Re: Scrub one large table against another

Brendan Curran <brendan.curran@xxxxxxxxx> · Thu, 12 Oct 2006 12:05:04 -0600

Well, IN != EXISTS != JOIN. Exists just stops as soon as it finds a
record. For some cases, it's equivalent to IN, but not all. IN has to
de-duplicate it's list in some fashion. For small IN lists, you can do
this with an OR, but at some point you need to switch to an actual
unique (actually, I suspect the difference in PostgreSQL just depends on
if you passed values into IN or a subquery). A join on the other hand
doesn't worry about duplicates at all. There may be some brains in the
planner that realize if a subquery will return a unique set (ie: you're
querying on a primary key).

I agree, and it makes sense now that I consider it that IN would force the planner to implement some 
form of unique check - possibly leveraging a PK or unique index if one is already available. Maybe 
I'll tack up a note to the online documentation letting people know so that it's a little more 
explicitly clear that when you choose IN on data that isn't explicitly unique (to the planner i.e. 
post-analyze) you get the baggage of a forced unique whether you need it or not. Or perhaps someone 
that knows the internals of the planner a little better than me should put some info up regarding that?

Just one more thing... I have found that maintaining a btree index on a 
varchar(255) value is extremely expensive on insert/update/delete. It is 
unfortunately necessary for me to maintain this index for queries and 
reports so I am transitioning to using an unindexed staging table to 
import data into before merging it with the larger table. All the docs 
and posts recommend is to drop the index, import your data, and then 
create the index again. This is untenable on a daily / bi-weekly basis. 
Is there a more elegant solution to this indexing problem?

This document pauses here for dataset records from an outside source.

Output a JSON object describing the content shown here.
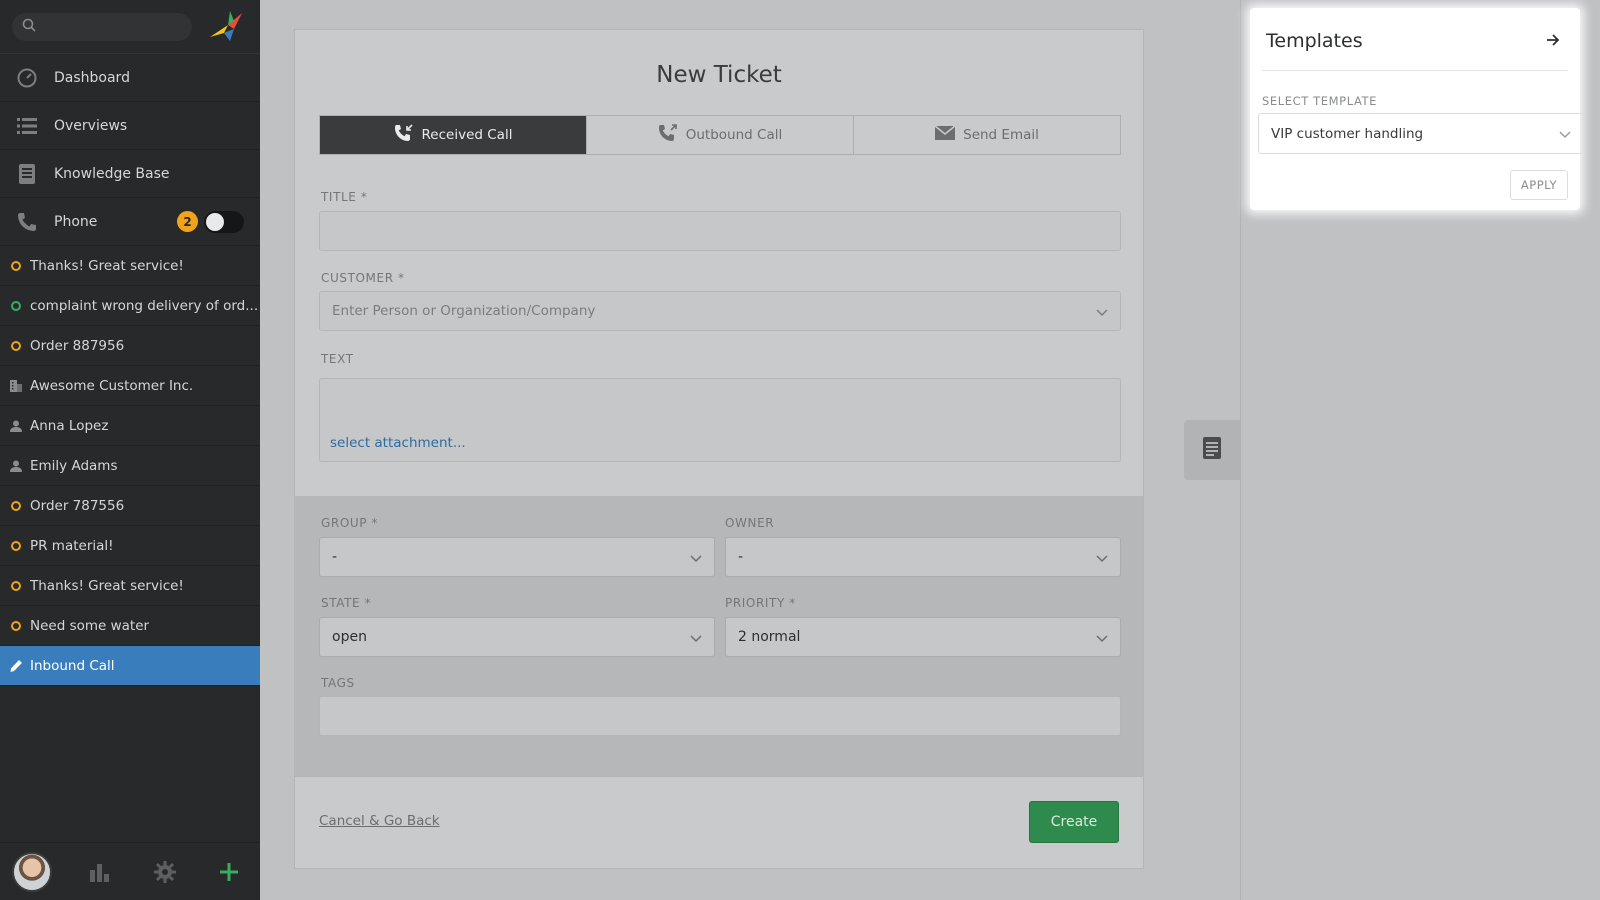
{
  "sidebar": {
    "search": {
      "placeholder": ""
    },
    "nav": [
      {
        "label": "Dashboard",
        "icon": "dashboard-icon"
      },
      {
        "label": "Overviews",
        "icon": "list-icon"
      },
      {
        "label": "Knowledge Base",
        "icon": "book-icon"
      },
      {
        "label": "Phone",
        "icon": "phone-icon",
        "badge": "2"
      }
    ],
    "tasks": [
      {
        "label": "Thanks! Great service!",
        "icon": "ticket-open-icon",
        "color": "#f1a31a"
      },
      {
        "label": "complaint wrong delivery of ord...",
        "icon": "ticket-open-icon",
        "color": "#38ad5f"
      },
      {
        "label": "Order 887956",
        "icon": "ticket-open-icon",
        "color": "#f1a31a"
      },
      {
        "label": "Awesome Customer Inc.",
        "icon": "organization-icon"
      },
      {
        "label": "Anna Lopez",
        "icon": "person-icon"
      },
      {
        "label": "Emily Adams",
        "icon": "person-icon"
      },
      {
        "label": "Order 787556",
        "icon": "ticket-open-icon",
        "color": "#f1a31a"
      },
      {
        "label": "PR material!",
        "icon": "ticket-open-icon",
        "color": "#f1a31a"
      },
      {
        "label": "Thanks! Great service!",
        "icon": "ticket-open-icon",
        "color": "#f1a31a"
      },
      {
        "label": "Need some water",
        "icon": "ticket-open-icon",
        "color": "#f1a31a"
      },
      {
        "label": "Inbound Call",
        "icon": "pencil-icon",
        "active": true
      }
    ]
  },
  "ticket": {
    "title": "New Ticket",
    "tabs": [
      {
        "label": "Received Call",
        "icon": "received-call-icon",
        "active": true
      },
      {
        "label": "Outbound Call",
        "icon": "outbound-call-icon"
      },
      {
        "label": "Send Email",
        "icon": "email-icon"
      }
    ],
    "fields": {
      "title_label": "TITLE *",
      "title_value": "",
      "customer_label": "CUSTOMER *",
      "customer_placeholder": "Enter Person or Organization/Company",
      "text_label": "TEXT",
      "attachment_link": "select attachment...",
      "group_label": "GROUP *",
      "group_value": "-",
      "owner_label": "OWNER",
      "owner_value": "-",
      "state_label": "STATE *",
      "state_value": "open",
      "priority_label": "PRIORITY *",
      "priority_value": "2 normal",
      "tags_label": "TAGS",
      "tags_value": ""
    },
    "cancel_label": "Cancel & Go Back",
    "create_label": "Create"
  },
  "templates": {
    "title": "Templates",
    "select_label": "SELECT TEMPLATE",
    "selected": "VIP customer handling",
    "apply_label": "APPLY"
  },
  "colors": {
    "accent_active": "#3a7dbd",
    "badge": "#f1a31a",
    "create_button": "#2f8a4d",
    "link": "#2d6ba0"
  }
}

You might be happier with tsearch than a regular index.

Thanks, I'll look into using tsearch2 as a possibility. From what I've seen so far it would add 
quite a bit of complexity (necessary updates after inserts, proprietary query syntax that might 
require a large amount of specialization from client apps) but in the end the overhead may be less 
than that of maintaining the btree.

Thanks and Regards,
B